EU farmers produced a record 22.7 million tons of pork in 2010, or more than 20 percent of the world's total production. That was twice the volume produced in the United States, but far behind China's output of 51 million tons, according to Reuters.
With pork producers across the 27-nation EU bloc already struggling with financial losses due to record feed costs, only 17 out of the 27 member states are expected to be fully compliant by the Jan. 1 deadline. Pork output is expected to decline significantly, especially in Germany, the EU's largest supplier with a market share of 25 percent.
"It is still unclear how many will give in but a double-digit percentage fall in German production cannot be ruled out," Michael Lohse of the German farmers association DBV said.
“I expect (the E.U. pork industry) to lose 5 percent to 7 percent of their sows from July 2012 to July 2013,” said Dermot Hayes, Iowa State University economist. Hayes expects most of the reduction will be in Southern Europe and France.
EU consumers will face higher pork prices at the supermarket as a result of the mandated gestation-stall ban. “We are forecasting wholesale price rises of at least 10 percent year-on-year which could rise to 20 percent if production is reduced,” according to Mick Sloyan, British Pig Association (BPEX) deputy chief executive.

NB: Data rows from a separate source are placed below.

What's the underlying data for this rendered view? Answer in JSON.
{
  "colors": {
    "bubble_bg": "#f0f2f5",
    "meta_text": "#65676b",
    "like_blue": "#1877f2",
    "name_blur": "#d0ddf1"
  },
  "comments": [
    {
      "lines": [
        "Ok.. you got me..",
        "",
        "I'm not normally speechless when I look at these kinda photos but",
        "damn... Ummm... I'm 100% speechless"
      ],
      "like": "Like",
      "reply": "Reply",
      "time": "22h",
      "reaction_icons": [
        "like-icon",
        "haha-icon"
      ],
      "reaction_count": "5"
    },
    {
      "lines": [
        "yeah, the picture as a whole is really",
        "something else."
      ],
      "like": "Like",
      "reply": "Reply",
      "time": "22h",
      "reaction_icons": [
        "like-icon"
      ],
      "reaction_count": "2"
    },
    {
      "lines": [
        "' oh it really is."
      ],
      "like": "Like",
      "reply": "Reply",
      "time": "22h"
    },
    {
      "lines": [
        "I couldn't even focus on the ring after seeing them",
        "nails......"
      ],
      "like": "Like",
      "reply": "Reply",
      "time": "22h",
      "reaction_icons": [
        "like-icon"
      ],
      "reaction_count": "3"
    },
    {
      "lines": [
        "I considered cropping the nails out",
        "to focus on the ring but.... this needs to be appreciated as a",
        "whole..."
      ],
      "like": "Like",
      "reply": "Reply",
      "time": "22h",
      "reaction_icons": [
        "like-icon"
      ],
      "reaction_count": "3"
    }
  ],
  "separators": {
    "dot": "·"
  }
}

The sow-stall ban prompted dire warnings from British pork industry executives that “the price of bacon is set to soar in 2013.” For its part, the U.K. is already fully compliant with the rules, having adopted the stall ban in 1999.

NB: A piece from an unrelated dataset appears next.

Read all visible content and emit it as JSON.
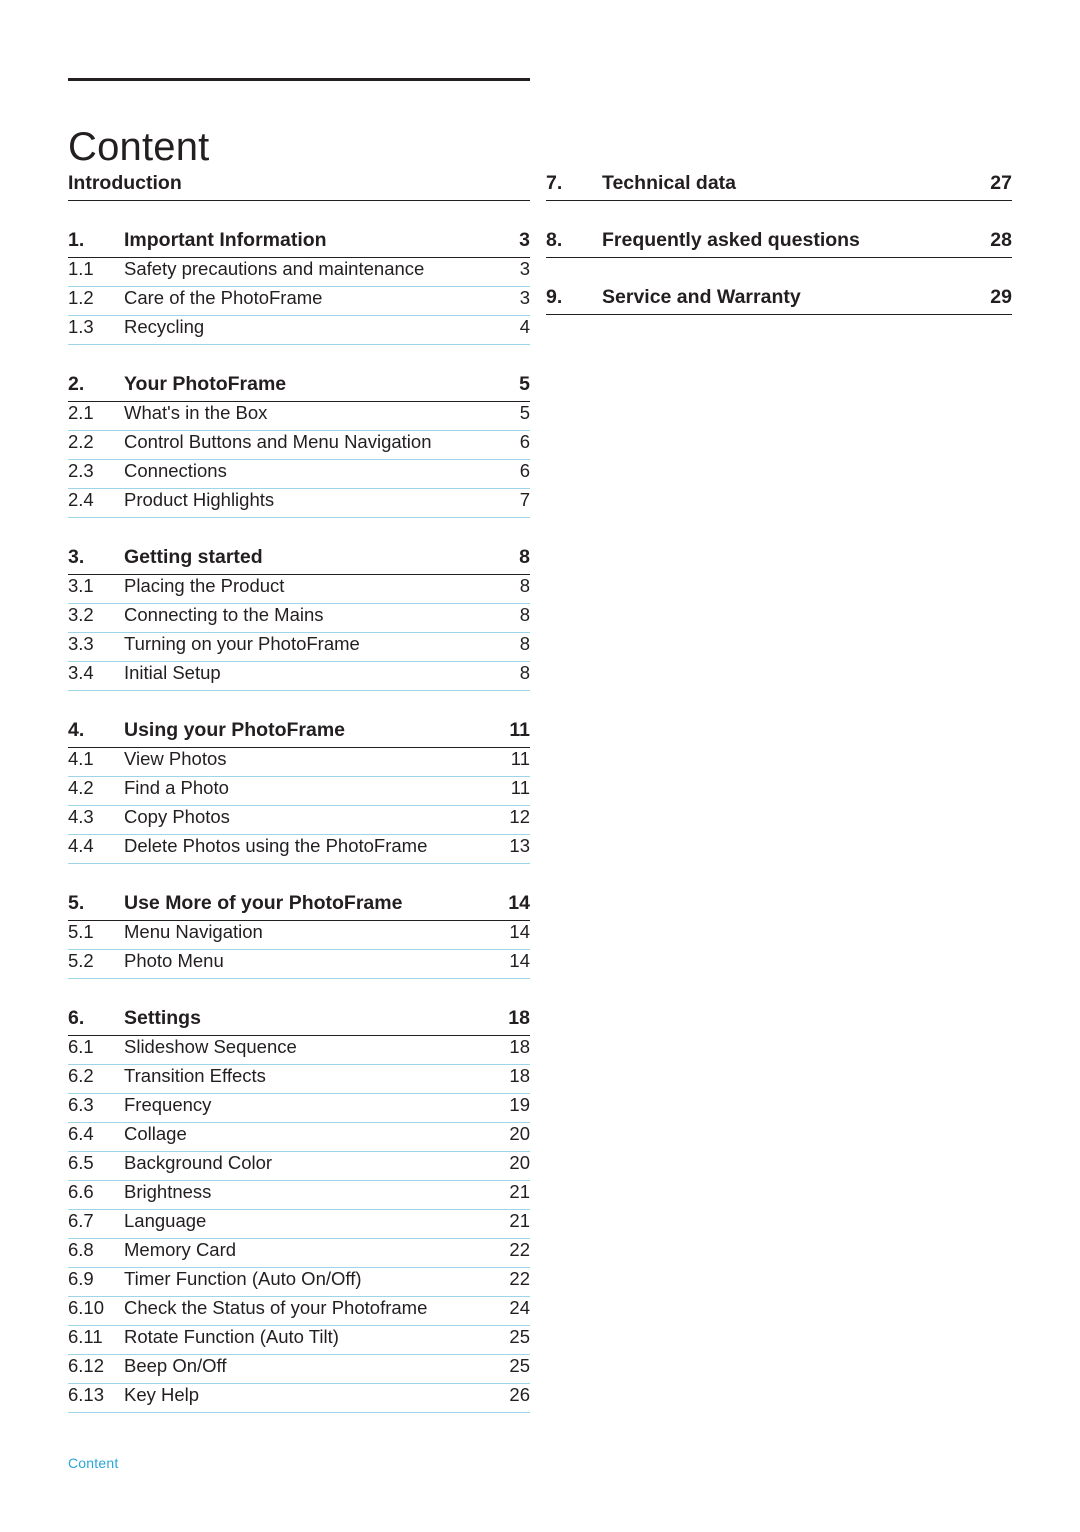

Meanwhile, U.S. pork industry observers said the warnings were somewhat exaggerated for consumers here at home. “I certainly do not think we will see a (bacon) shortage,” said Chris Novak, National Pork Board (NPB) CEO. Novak added, however, that he sees higher bacon and pork prices ahead for U.S. consumers.
U.S. pork producers face growing domestic pressure from restaurant and grocery chains that are demanding elimination of gestation-sow stalls from their supply chains. U.S. pork industry officials, however, would prefer that the decision on sow housing be left up to the individual producer. “Both individual and group-housing systems have advantages and disadvantages,” said Sherrie Niekamp, NPB director of animal welfare. “While both systems can work, we promote producer choice to use the system that best fits his or her operation, management and employees.”